Lawrence Thomas is urging his teammates to grab their chance. Picture: Getty Images
Lawrence Thomas is urging his teammates to grab their chance. Picture: Getty Images

MELBOURNE Victory goalkeeper Lawrence Thomas knows the stakes when his A-League club heads to Ulsan Hyundai.

A win in South Korea on Wednesday (8pm AEST) will give Victory a first win abroad in the Asian Champions League in their history, and a place in the round of 16.

A loss and the ambitious club will lament another continental campaign that got away.

And sitting fourth in the A-League, Victory may not get another shot in the competition until 2020.
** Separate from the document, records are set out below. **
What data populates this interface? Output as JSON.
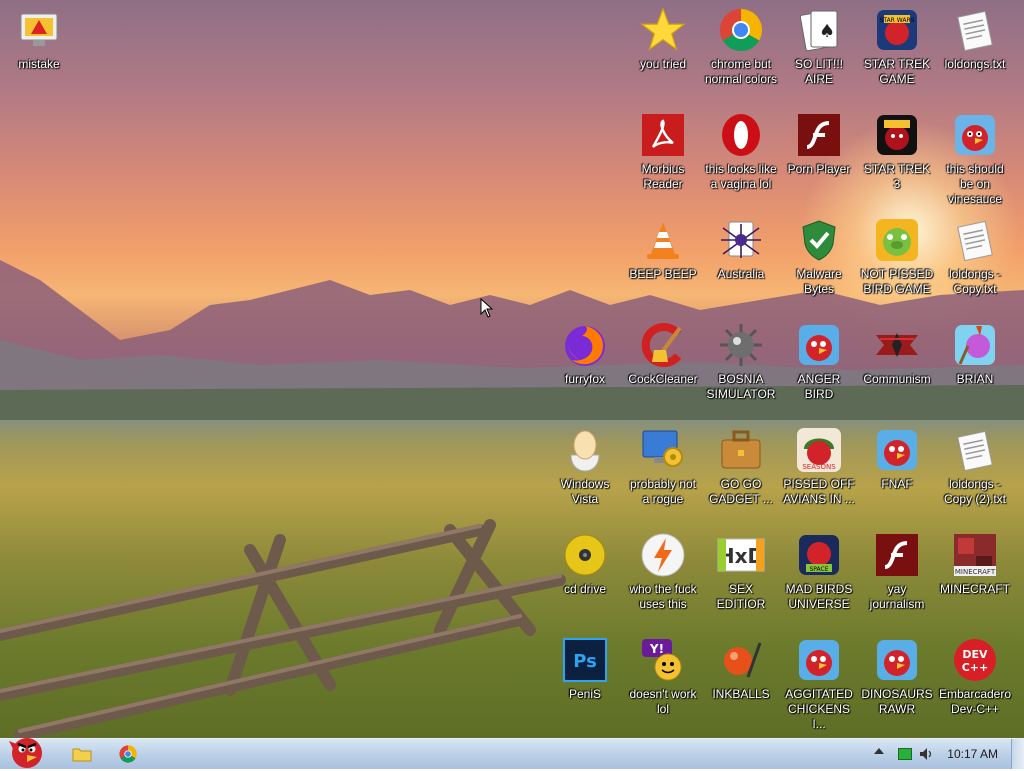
{
  "desktop": {
    "icons": [
      {
        "label": "mistake",
        "icon": "monitor-warning-icon"
      },
      {
        "label": "you tried",
        "icon": "star-icon"
      },
      {
        "label": "chrome but normal colors",
        "icon": "chrome-icon"
      },
      {
        "label": "SO LIT!!! AIRE",
        "icon": "solitaire-cards-icon"
      },
      {
        "label": "STAR TREK GAME",
        "icon": "angry-birds-star-wars-icon"
      },
      {
        "label": "loldongs.txt",
        "icon": "text-file-icon"
      },
      {
        "label": "Morbius Reader",
        "icon": "pdf-reader-icon"
      },
      {
        "label": "this looks like a vagina lol",
        "icon": "opera-icon"
      },
      {
        "label": "Porn Player",
        "icon": "flash-player-icon"
      },
      {
        "label": "STAR TREK 3",
        "icon": "angry-birds-star-wars-2-icon"
      },
      {
        "label": "this should be on vinesauce",
        "icon": "angry-bird-icon"
      },
      {
        "label": "BEEP BEEP",
        "icon": "vlc-cone-icon"
      },
      {
        "label": "Australia",
        "icon": "spider-solitaire-icon"
      },
      {
        "label": "Malware Bytes",
        "icon": "shield-check-icon"
      },
      {
        "label": "NOT PISSED BIRD GAME",
        "icon": "bad-piggies-icon"
      },
      {
        "label": "loldongs - Copy.txt",
        "icon": "text-file-icon"
      },
      {
        "label": "furryfox",
        "icon": "firefox-icon"
      },
      {
        "label": "CockCleaner",
        "icon": "ccleaner-icon"
      },
      {
        "label": "BOSNIA SIMULATOR",
        "icon": "minesweeper-mine-icon"
      },
      {
        "label": "ANGER BIRD",
        "icon": "angry-bird-icon"
      },
      {
        "label": "Communism",
        "icon": "communism-emblem-icon"
      },
      {
        "label": "BRIAN",
        "icon": "angry-birds-rio-icon"
      },
      {
        "label": "Windows Vista",
        "icon": "egg-icon"
      },
      {
        "label": "probably not a rogue",
        "icon": "monitor-gears-icon"
      },
      {
        "label": "GO GO GADGET ...",
        "icon": "briefcase-icon"
      },
      {
        "label": "PISSED OFF AVIANS IN ...",
        "icon": "angry-birds-seasons-icon"
      },
      {
        "label": "FNAF",
        "icon": "angry-bird-icon"
      },
      {
        "label": "loldongs - Copy (2).txt",
        "icon": "text-file-icon"
      },
      {
        "label": "cd drive",
        "icon": "cd-drive-icon"
      },
      {
        "label": "who the fuck uses this",
        "icon": "winamp-bolt-icon"
      },
      {
        "label": "SEX EDITIOR",
        "icon": "hxd-editor-icon"
      },
      {
        "label": "MAD BIRDS UNIVERSE",
        "icon": "angry-birds-space-icon"
      },
      {
        "label": "yay journalism",
        "icon": "flash-player-icon"
      },
      {
        "label": "MINECRAFT",
        "icon": "minecraft-icon"
      },
      {
        "label": "PeniS",
        "icon": "photoshop-icon"
      },
      {
        "label": "doesn't work lol",
        "icon": "yahoo-messenger-icon"
      },
      {
        "label": "INKBALLS",
        "icon": "inkball-icon"
      },
      {
        "label": "AGGITATED CHICKENS I...",
        "icon": "angry-bird-icon"
      },
      {
        "label": "DINOSAURS RAWR",
        "icon": "angry-bird-icon"
      },
      {
        "label": "Embarcadero Dev-C++",
        "icon": "dev-cpp-icon"
      }
    ]
  },
  "taskbar": {
    "start_icon": "angry-bird-start-icon",
    "pinned": [
      {
        "icon": "folder-icon"
      },
      {
        "icon": "chrome-icon"
      }
    ],
    "tray_icons": [
      "tray-expand-icon",
      "battery-icon",
      "speaker-icon"
    ],
    "clock": "10:17 AM"
  },
  "colors": {
    "taskbar": "#bcd1e8",
    "angry_red": "#d2232a",
    "text_white": "#ffffff"
  }
}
The A-League champions, premiers and the next-highest regular season finisher grab the three places on offer to Australian teams.

Lawrence Thomas with Michael Turnbull. Picture: Mark Dadswell
Lawrence Thomas with Michael Turnbull. Picture: Mark Dadswell

It's why Thomas is urging his teammates to find a second wind this week, after defeating Western Sydney 3-1 on Saturday before making the 16-hour transit from Melbourne on Monday.

"If we win we're through, so it's a massive, massive game," he said.

History is there to be written. In 18 ACL starts abroad, Victory have never won away.

And of the 28 Australian club campaigns in the competition, on just eight occasions has an A-League team made it to the knockout rounds.

Victory have done so just once; in 2016, when they were knocked out in the round of 16 by eventual winners Jeonbuk Hyundai Motors.

Thomas was in the side that were knocked out 3-2 by the K League giants, but said avenging that loss wasn't high on his priorities.

Victory couldn’t get past Jeonbuk Hyundai in 2016. Picture: George Salpigtidis
Victory couldn’t get past Jeonbuk Hyundai in 2016. Picture: George Salpigtidis

"What's driving me is to qualify. To win and qualify," he said. "I don't know how many people saw us going through from the start, people said the odds were stacked against us.

"To travel that far and get a win over there, it'd be great."

There's also the small matter of prizemoney.

Three points in South Korea would net the club $210,000 for the win and qualification for the last 16.

The AFC says the Asian Champions League is second only to the European club competitions for prizes, with $5.6 million heading the winner's way.

It's high stakes, but Thomas said it wouldn't help for the players to focus on it.

"We have to relax, and come game time go out and turn into monsters," he said.

"At the end of the day we are travelling the world doing what we love.

"It's very important to the mindset to have fun, have a laugh and then, when the time comes, switch on."